There was a time when crime was smoothly dealt by a hanging
according to the quickly and efficient eye for eye law
and there would be people standing, their hands clapping
because it also was a great show and the only think to worry it was the size of the rope.

If you had a bit of dough you didn’t have much to worry about,
for a small fee you could lift your sins and redeem your soul,
because there has always been classes, there is no doubt,
and that my friend, I’m afraid hasn’t changed at all.

Jorge Leiva is from South Spain and he lived in Ireland for over eight years. Some of his work has appeared in Skylight 47 Magazine, The Galway Advertiser, Drawn to the light press, Headstuff.org, Dodging the Rain and 2 Meter Review. In 2019 he was long listed in the Over the Edge New Writer of the Year competition.
He has been on the waiting list for a tonsillectomy since he was a child.

 

King Edward VII, by Steve Harrison

King Edward vii {1901-1910}

had to hang around a lot
as his mam was Queen Victoria who lived for ages.
I never met him but I knew his face
portrayed sideways on stamps and on old penny coins until 1971.

He went all over the world, not just on stamps
and being very rich, with loads of relatives in Europe ,
he could stay in his cousin’s palaces.
Running errands for Queen Victoria
some say he invented royal tours ,
the meet the people greet
and even Sunday Dinner.

Google his images and blimey that’s not fancy dress
but what he could wear with all his titles.
His Facebook friends page
a right royal impress.

If you live in an old house it could be Edwardian
built between 1901 to 1910 like lots of houses in cities.
The style in houses and trousers remained until later.

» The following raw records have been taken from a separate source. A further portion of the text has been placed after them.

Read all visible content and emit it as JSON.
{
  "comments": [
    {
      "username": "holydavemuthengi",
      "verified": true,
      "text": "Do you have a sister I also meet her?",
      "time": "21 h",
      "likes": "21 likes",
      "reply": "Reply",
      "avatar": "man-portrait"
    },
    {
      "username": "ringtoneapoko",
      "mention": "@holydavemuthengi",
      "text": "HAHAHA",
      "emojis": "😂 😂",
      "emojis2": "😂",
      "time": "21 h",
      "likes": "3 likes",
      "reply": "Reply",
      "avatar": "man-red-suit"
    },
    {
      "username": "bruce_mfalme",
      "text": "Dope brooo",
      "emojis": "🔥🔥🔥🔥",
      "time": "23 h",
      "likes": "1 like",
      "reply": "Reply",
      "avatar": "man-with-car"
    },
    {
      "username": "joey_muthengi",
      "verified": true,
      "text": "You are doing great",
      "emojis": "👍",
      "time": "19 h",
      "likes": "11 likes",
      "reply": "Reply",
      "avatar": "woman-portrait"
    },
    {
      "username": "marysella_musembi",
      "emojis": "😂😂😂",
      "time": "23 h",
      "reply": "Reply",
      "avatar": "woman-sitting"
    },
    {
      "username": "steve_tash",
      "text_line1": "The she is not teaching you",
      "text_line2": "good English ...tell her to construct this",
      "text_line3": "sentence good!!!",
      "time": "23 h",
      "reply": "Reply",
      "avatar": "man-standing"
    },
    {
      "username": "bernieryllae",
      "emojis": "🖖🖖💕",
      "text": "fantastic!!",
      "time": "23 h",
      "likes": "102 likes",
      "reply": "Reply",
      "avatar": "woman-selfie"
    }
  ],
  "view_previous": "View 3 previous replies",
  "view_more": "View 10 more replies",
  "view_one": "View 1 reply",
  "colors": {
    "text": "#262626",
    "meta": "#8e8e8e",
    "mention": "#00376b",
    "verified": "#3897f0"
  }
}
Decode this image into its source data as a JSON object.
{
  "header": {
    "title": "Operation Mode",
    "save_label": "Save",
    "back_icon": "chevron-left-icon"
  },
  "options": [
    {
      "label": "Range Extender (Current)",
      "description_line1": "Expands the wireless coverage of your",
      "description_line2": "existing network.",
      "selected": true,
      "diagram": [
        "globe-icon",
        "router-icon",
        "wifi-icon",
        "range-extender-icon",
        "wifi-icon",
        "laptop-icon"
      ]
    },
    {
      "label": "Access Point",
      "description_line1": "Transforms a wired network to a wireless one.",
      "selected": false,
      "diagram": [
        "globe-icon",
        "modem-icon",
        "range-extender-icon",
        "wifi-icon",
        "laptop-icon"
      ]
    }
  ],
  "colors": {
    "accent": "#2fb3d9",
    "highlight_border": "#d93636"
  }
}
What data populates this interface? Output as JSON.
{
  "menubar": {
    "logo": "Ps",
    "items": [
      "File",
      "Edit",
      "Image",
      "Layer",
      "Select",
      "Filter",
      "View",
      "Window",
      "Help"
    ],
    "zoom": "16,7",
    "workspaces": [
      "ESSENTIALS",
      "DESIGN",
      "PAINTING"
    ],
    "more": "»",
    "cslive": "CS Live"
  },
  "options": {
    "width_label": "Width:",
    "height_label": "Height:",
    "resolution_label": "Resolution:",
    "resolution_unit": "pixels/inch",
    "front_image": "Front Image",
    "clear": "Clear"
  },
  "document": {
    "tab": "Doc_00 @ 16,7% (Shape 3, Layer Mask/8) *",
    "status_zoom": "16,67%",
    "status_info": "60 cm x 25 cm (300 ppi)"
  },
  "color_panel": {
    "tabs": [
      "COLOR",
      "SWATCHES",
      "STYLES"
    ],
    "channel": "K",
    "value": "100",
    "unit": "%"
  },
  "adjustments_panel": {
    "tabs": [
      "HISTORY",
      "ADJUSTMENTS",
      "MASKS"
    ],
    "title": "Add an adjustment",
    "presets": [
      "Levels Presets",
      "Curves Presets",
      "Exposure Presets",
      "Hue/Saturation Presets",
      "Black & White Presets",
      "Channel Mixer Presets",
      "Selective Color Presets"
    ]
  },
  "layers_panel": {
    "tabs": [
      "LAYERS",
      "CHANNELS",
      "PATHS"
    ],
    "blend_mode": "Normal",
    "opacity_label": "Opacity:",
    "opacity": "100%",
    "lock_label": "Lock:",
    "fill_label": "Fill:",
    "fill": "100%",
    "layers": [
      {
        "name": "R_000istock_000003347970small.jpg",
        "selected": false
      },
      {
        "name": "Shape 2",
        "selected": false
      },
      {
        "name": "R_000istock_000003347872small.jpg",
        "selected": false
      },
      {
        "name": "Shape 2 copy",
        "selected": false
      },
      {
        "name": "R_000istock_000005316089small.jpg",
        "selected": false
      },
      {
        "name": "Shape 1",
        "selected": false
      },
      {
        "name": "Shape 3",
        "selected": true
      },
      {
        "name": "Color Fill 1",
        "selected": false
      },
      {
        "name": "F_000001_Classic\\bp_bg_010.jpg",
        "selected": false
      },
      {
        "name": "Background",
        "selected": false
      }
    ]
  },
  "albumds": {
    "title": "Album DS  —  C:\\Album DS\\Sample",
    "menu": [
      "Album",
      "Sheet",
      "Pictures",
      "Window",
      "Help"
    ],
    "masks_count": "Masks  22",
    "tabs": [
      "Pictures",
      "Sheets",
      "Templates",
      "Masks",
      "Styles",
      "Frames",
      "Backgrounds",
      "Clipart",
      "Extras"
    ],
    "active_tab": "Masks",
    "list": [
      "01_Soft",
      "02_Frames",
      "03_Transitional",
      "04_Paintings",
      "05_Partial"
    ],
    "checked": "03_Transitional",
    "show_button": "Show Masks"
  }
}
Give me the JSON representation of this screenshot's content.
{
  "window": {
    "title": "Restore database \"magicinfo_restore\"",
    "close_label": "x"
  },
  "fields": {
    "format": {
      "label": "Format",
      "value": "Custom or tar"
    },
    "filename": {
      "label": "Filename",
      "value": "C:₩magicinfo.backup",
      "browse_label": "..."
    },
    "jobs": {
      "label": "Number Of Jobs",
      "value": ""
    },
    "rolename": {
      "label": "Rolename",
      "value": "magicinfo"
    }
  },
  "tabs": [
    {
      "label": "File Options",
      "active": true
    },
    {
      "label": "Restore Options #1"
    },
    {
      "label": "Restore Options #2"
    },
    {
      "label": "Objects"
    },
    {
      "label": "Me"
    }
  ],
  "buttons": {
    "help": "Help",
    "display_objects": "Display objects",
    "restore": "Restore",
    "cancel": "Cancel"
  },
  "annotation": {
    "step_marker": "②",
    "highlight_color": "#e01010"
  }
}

The present queen’s great grandad
though rumours abound who his other great grand kids may be;
and though it may sound like treason
the rumours have their reasons.
In his own day, as famous as jedward.
The seventh King Edward

Steve Harrison from Yorkshire now lives in Shropshire. His work has been published in The Emergency Poet collections, The Physic Garden, Pop Shot, Wetherspoons News, HCE, Strix, several on-line sites and appears on YouTube as steveharrisonpoet. He performs across the Midlands and The Marches and won the Ledbury Poetry Festival Slam in 2014.